I have a bit of a personality flaw. It forces me to try and be better than everybody else. Not in a constructive way where I simply want to excel, I just don't want others to outshine me. So when it came time to decide what to do for a final project for my Digital Animation class, the choice was simple: do a 12-minute narrative of equal quality to something you'd see on TV. It's perfect in that nothing like this has ever been done at this college, and it cheeses off the beatnick, avant garde, latte-swillers that make of 98% of the film school.

So how does one create such a thing? Is it even possible to do in less than a month? We'll see on both counts. I'll be posting updates of my progress over the next month, and then post the final product on April 30th.

In the meantime, here's some material to better know the characters I'll be using:

Synopsis:
Lars gets fed up with constant power outages during a heatwave, so he builds his own nuclear reactor.
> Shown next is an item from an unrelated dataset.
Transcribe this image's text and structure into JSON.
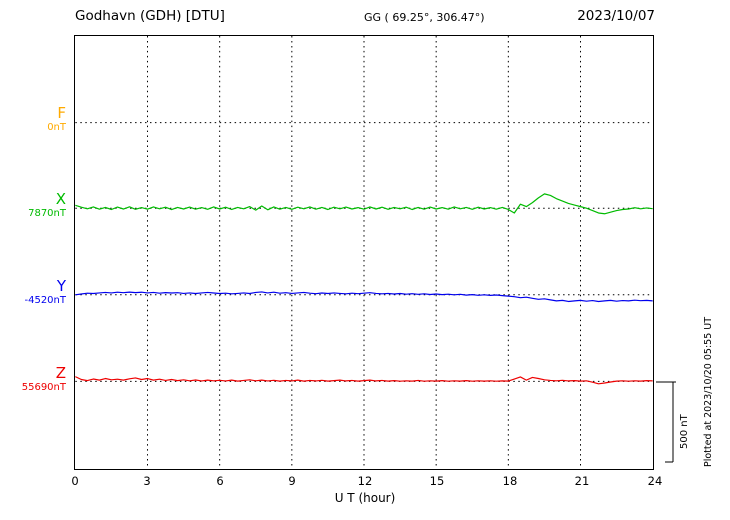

But with increasing numbers of horrifying birth defects and frequent meltdowns, the neighborhood seems to be getting more and more hostile everyday.

The main software program I'll be using is Toon Boom Studio. It's a vector-based animation program. Vector-based means artwork is created by mathematical equations rather than pixels. Adobe Flash and Illustrator are also vector-based.
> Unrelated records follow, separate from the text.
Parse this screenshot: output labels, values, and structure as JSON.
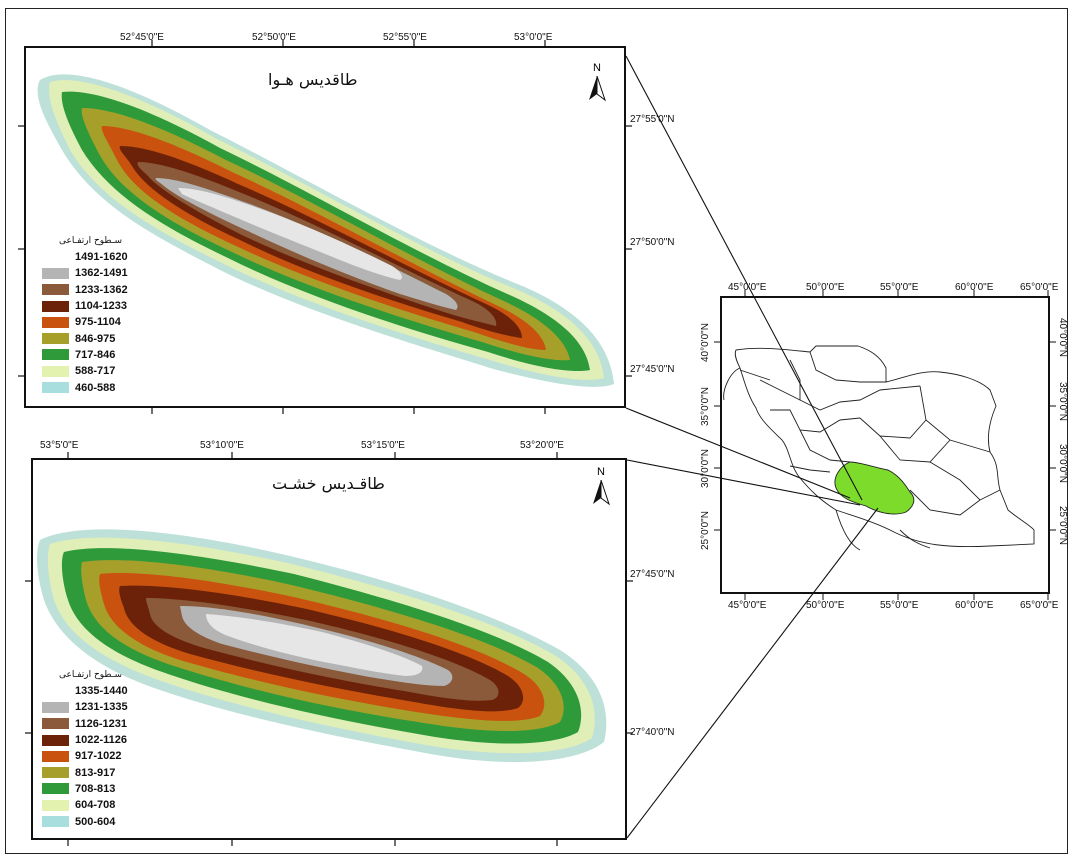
{
  "map1": {
    "title": "طاقدیس هـوا",
    "lon_labels": [
      "52°45'0\"E",
      "52°50'0\"E",
      "52°55'0\"E",
      "53°0'0\"E"
    ],
    "lat_labels": [
      "27°55'0\"N",
      "27°50'0\"N",
      "27°45'0\"N"
    ],
    "north_label": "N",
    "legend_title": "سـطوح ارتفـاعی",
    "legend": [
      {
        "label": "1491-1620",
        "color": "#ffffff"
      },
      {
        "label": "1362-1491",
        "color": "#b4b4b4"
      },
      {
        "label": "1233-1362",
        "color": "#8a5a3a"
      },
      {
        "label": "1104-1233",
        "color": "#6b2208"
      },
      {
        "label": "975-1104",
        "color": "#c8520e"
      },
      {
        "label": "846-975",
        "color": "#a6a02a"
      },
      {
        "label": "717-846",
        "color": "#2e9a3a"
      },
      {
        "label": "588-717",
        "color": "#e4f2b0"
      },
      {
        "label": "460-588",
        "color": "#a8dede"
      }
    ]
  },
  "map2": {
    "title": "طاقـدیس خشـت",
    "lon_labels": [
      "53°5'0\"E",
      "53°10'0\"E",
      "53°15'0\"E",
      "53°20'0\"E"
    ],
    "lat_labels": [
      "27°45'0\"N",
      "27°40'0\"N"
    ],
    "north_label": "N",
    "legend_title": "سـطوح ارتفـاعی",
    "legend": [
      {
        "label": "1335-1440",
        "color": "#ffffff"
      },
      {
        "label": "1231-1335",
        "color": "#b4b4b4"
      },
      {
        "label": "1126-1231",
        "color": "#8a5a3a"
      },
      {
        "label": "1022-1126",
        "color": "#6b2208"
      },
      {
        "label": "917-1022",
        "color": "#c8520e"
      },
      {
        "label": "813-917",
        "color": "#a6a02a"
      },
      {
        "label": "708-813",
        "color": "#2e9a3a"
      },
      {
        "label": "604-708",
        "color": "#e4f2b0"
      },
      {
        "label": "500-604",
        "color": "#a8dede"
      }
    ]
  },
  "overview": {
    "lon_labels": [
      "45°0'0\"E",
      "50°0'0\"E",
      "55°0'0\"E",
      "60°0'0\"E",
      "65°0'0\"E"
    ],
    "lat_labels": [
      "40°0'0\"N",
      "35°0'0\"N",
      "30°0'0\"N",
      "25°0'0\"N"
    ],
    "highlight_color": "#7ddb2c"
  }
}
I'll go into greater detail in the coming weeks as to why Toon Boom is so great, but I'm sure some of you right now are wondering "why not just use Flash?" Flash, while pretty powerful in it own right, was never designed with animation in mind. Its interface can be extraordinarily frustrating when trying to do complex animations. Such as, for instance, Flash does not have a camera. Which makes pans, zooms, and tilts unnecessarily complicated.

Flash's main selling point is it's cheap, and if you're doing simple animations, it's generally good enough. But if you want to do a lot with as little effort as possible, it's Toon Boom all the way.